Written in the form of a diary, kept by the Cameroonian houseboy Toundi, this book looks at Toundi's innocence and his awe of the white world of his masters.

Customer Reviews

5 ratings

houseboy review

"Houseboy" is a stimulating story of life in Arica. It carries you to heights and depths of emotion as the story unveils. It is brief but thorough and easy reading. I could not put the book down!

A Boy's Struggles During Africa's Colonialism!!!

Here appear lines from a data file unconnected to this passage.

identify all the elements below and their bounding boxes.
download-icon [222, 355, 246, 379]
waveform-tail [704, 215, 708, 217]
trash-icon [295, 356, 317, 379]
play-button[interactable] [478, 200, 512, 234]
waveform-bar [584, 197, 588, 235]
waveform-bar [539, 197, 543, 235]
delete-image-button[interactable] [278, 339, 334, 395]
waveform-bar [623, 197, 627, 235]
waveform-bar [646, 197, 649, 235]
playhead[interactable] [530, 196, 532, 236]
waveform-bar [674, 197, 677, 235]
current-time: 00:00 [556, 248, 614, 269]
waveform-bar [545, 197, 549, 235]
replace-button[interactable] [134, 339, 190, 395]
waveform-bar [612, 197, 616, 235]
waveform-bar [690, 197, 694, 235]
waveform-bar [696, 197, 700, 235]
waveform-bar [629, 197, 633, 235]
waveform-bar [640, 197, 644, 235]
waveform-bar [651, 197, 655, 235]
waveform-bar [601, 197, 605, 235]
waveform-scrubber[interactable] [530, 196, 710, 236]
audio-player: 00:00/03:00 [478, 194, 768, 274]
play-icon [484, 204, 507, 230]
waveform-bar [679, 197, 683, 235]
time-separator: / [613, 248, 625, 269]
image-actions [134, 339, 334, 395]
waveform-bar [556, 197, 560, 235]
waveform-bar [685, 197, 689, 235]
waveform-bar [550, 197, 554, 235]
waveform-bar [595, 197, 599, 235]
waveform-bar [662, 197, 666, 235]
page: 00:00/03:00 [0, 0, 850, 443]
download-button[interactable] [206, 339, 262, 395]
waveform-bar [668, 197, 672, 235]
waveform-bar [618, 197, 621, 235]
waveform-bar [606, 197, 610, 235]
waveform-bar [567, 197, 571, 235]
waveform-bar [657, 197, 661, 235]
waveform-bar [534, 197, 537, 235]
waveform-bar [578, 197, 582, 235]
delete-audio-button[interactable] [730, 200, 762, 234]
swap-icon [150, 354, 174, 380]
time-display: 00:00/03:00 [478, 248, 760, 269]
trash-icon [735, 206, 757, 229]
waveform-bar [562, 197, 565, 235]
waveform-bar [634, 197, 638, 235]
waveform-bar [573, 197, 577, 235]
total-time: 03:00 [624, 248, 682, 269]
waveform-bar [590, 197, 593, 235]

This is a very interesting book. It was used for a class I took in African-American Literature. The book gives an account of a boy, named Toundi, whose dad would beat and curse him. The story is based in Africa. Toundi eventually left his parents home to stay at the European mission. He worked with a priest named, Father Gilbert. Toundi learned how to read and write English. His name was eventually changed to Joseph. His life was filled with changing situations and instability. Upon the death of Father Gilbert he eventually became a houseboy to the Commandant for the area. Certain individuals distrusted him because of a female in the story. The root cause of Toundi's problem was based on a male-female relationship including rumors of emotional affairs. The book shows that beauty on the outside can be misleading. The story has a twist of deceit, adultery, accusations, and power struggle. The setting and storyline is based in Cameroon during a period of colonialism that affected the culture of the people and the society. Toundi had written his story in a diary. It was found during his quest to escape to the Spanish zone from the mission. Unfortunately he died in his quest for freedom from bondage. He should have listened to his mother!

Lovely and accurate story

This story of a boy-servant in Cameroon is fitting example of the cultural contrast between the colonizing French and the indigenous people of Western Africa. This story reminds us that truth and civilization are merely matters of perception. Anyone studying francophone literature should stop to read this short piece.

African Perspective of Colonialism

Houseboy, was written from an African perspective of colonialism by Cameroonian-born Ferdinand Léopold Oyono and is an examination of the complex relationships between Africa's colonialists and catalysts for economic and social change. Considered risqué when first published in 1956, Houseboy added to the growing body of African political literature beginning with the Negritude Movement launched by the Francophone writers in the late 1930's which advanced the idea that literature could serve as an important ideological instrument for African emancipation.Seemingly innocuous on the surface, the story is derived from the diary and observations of a rural African boy named Toundi Ondoua during the pre-independence period from the colonial and missionary occupation of Cameroon. The tale of a young man growing up during this historical timeframe is meant to be systemic of Africans in general, as they too struggle with the impact of colonialism on their identity, society and culture.In conclusion, Toundi's story is ironic and tragic as he gives up his traditional identity and is inevitably drawn into the web of servitude, standing transfixed as his fate and ultimate demise approaches. Toundi's fragile self-esteem and idealistic preconceptions about the Europeans begin to flake and peel like paint from an ancient fula fula (taxi).. Toundi realizes in the end that he belongs not to the world of his village nor to the one of the whites, but is caught in the groundswell of those Africans whose fate became inextricably tied to that of the colonialists and the changing world. Toundi inquires on his deathbed...."Brother, what are we? What are we blackmen who are called French?"

Colonialism from a first-person p.o.v.

In the realm of African fiction, this novel stretches against the myriad of cultural divisions erected through colonialism. Much has been said about African fiction as a form, and of the use of the novel by writers whose cultural roots are based in an oral, dynamic storytelling as opposed to the Western one of static writing. This novel plays on one of those subsets, the first-person diary, and both enforces the reader's identification with the African protagonist while pushing the reader away through choices and actions which may seem alien to a Western audience. Indispensible for anyone with an interest in African writing and/or colonialism and its effects. As with all of my readings in African fiction, I am more struck by the silence the text evokes than the speeches constructed therein. Silence is everywhere in this novel, as well as in the works of writers such as Achebe or Soyinka. I would argue that, in that respect, African writers have co-opted the written forms of the colonial cultures for their own ends; what other group of writers has so consistently and effectively caused the text of the book to evoke the absence of words?